Beyond the walls of its research facilities, Hopkins is also a living laboratory. In the early 1930s, a graduate student named Willis Hewatt began inventorying marine life in a nearby tidepool. Nearly 60 years later, two undergraduate students, Rafe Sagarin and Sarah Gilman, rediscovered the exact location of Hewatt’s plot, which measured one yard wide by roughly 100 yards long. Sagarin and Gilman reinstated the tidepool surveys – now known as the Hewatt Transect – and began comparing the number and species of organisms to what Hewatt documented years before. What unfolded was a real-time portrait of life in flux: Many of the species Hewatt documented were gone, and new species had taken their place. The transect is now monitored by undergraduates every spring. As they document sea stars, anemones, and other residents of the tidepools, students also gain a valuable perspective: They witness climate impacts firsthand, a defining experience for students seeking to craft sustainability solutions for ocean and planetary health.

Graduate students Jamie McDevitt-Irwin and Natalie Arnoldi and undergraduate Sarah Pierce take inventory to monitor the health of the tide pools. (Image credit: Andrew Brodhead)

McDevitt-Irwin and Arnoldi conduct a tidal pool survey. (Image credit: Andrew Brodhead)

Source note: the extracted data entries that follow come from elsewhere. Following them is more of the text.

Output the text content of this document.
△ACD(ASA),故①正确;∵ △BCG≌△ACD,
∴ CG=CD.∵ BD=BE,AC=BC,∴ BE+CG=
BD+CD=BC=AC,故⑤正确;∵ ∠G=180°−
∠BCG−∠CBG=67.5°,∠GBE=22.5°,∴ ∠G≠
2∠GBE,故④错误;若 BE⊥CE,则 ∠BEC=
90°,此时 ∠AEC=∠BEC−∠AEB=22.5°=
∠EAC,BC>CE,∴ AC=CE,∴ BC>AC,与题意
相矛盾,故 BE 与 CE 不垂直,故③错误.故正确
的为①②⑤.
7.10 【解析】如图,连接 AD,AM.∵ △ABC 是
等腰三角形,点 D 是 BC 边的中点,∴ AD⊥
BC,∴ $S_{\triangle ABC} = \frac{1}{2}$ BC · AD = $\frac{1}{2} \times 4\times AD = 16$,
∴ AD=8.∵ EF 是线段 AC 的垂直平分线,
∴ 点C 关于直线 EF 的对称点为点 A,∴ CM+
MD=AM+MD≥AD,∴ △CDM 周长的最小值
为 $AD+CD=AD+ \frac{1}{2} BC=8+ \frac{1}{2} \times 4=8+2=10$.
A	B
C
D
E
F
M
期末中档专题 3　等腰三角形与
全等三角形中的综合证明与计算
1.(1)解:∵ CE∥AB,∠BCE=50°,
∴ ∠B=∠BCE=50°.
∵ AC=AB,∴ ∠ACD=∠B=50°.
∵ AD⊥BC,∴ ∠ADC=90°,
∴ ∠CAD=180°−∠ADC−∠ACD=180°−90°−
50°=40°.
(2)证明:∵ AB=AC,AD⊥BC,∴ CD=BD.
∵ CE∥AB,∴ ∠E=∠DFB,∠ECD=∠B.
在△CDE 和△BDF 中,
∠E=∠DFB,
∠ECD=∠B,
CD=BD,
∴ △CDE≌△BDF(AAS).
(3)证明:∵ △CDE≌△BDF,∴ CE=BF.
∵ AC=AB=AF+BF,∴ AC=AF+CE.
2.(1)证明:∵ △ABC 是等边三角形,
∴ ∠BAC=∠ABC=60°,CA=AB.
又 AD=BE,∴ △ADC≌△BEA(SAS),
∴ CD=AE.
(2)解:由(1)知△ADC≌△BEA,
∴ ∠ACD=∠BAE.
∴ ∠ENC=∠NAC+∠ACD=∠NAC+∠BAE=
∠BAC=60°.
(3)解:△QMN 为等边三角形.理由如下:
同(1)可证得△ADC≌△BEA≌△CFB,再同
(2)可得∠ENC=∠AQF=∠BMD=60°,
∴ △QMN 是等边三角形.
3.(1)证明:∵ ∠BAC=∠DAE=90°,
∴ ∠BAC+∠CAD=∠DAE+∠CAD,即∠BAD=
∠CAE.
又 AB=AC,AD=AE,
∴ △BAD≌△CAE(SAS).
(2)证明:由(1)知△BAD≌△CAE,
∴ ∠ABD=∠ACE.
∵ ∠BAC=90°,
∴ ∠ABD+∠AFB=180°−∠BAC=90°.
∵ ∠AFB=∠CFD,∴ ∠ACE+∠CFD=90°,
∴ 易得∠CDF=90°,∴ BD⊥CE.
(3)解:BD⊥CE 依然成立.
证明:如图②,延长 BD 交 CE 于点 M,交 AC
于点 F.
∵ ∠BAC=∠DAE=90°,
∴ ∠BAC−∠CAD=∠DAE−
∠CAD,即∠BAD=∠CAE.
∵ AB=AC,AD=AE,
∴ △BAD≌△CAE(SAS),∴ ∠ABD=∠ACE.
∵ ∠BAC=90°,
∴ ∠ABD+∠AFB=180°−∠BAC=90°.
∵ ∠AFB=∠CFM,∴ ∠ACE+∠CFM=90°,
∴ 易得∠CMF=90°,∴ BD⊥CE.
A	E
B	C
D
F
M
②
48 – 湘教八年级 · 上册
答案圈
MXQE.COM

Stanford has long been on the vanguard of traditional marine science, but it also draws from many other disciplines crucial to solving ocean challenges. The Doerr School of Sustainability will bring together – and build upon – the university’s unique strengths like engineering, computer science, political science, design, and business. The Oceans Department, including Hopkins, will develop curricula and degree programs for a world-leading ocean sustainability program. It will also serve as the core for a vibrant community that engages other ocean-focused scholars across campus and beyond the university, ensuring that the research generated at Stanford extends benefits across the globe.

A debriefing session at Hopkins Marine Station. (Image credit: Andrew Brodhead)

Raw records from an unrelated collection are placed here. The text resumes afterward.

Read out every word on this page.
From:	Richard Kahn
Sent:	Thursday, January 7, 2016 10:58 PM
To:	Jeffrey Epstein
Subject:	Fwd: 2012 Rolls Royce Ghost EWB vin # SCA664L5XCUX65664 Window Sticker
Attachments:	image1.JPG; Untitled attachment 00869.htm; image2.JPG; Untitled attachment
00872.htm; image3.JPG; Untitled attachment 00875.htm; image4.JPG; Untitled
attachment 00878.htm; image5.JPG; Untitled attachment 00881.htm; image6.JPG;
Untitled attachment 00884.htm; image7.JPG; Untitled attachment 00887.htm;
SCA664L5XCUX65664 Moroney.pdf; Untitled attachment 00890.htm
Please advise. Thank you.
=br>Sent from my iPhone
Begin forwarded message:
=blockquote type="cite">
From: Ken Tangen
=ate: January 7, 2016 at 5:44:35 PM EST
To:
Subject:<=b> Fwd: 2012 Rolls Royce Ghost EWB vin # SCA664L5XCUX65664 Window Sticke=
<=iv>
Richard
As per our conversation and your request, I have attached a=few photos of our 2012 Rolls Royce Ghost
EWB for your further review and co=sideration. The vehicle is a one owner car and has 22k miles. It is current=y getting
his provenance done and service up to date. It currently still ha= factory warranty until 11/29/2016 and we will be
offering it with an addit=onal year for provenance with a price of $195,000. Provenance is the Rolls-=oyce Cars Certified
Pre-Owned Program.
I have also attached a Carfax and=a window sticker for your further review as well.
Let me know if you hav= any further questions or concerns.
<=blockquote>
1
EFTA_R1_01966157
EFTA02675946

Among the university partners to become part of the new school is the Center for Ocean Solutions (COS), an interdisciplinary program of the Stanford Woods Institute for the Environment and a leader in working from insight to impact to solve pressing ocean challenges. To identify key questions, COS partners with faculty in the new Oceans Department and across the university as well as a broad array of external partners from governments to companies to nongovernmental organizations. By spanning disciplines and sectors, COS forges promising solutions, implements them at scale, and ensures research insights reach decision-makers to change the way we think about and manage our oceans.

Graduate student Alexandra DiGiacomo reviews drone footage of a white shark tagging expedition. (Image credit: Andrew Brodhead)

Integrating Stanford’s extensive capacity to address ocean issues will better position the university to deliver on its mission to design solutions to the world’s most pressing sustainability challenges. Crucial to its success is an elevated and integrated knowledge of the ocean and ocean life – how it regulates Earth’s climate, will contribute to nourishing 10 billion people, provide clean energy, and help remove carbon dioxide from the atmosphere – and the ability to experience it firsthand. Students entering the Doerr School of Sustainability can learn to scuba dive, assess coral reef health in Palau, learn from community leaders in island nations, attend global conferences, climb the rigging of a tall ship, meet for seaside bonfires to chat marine science, print a 3D prototype of a whale tracking tag – and maybe even affix one at sea.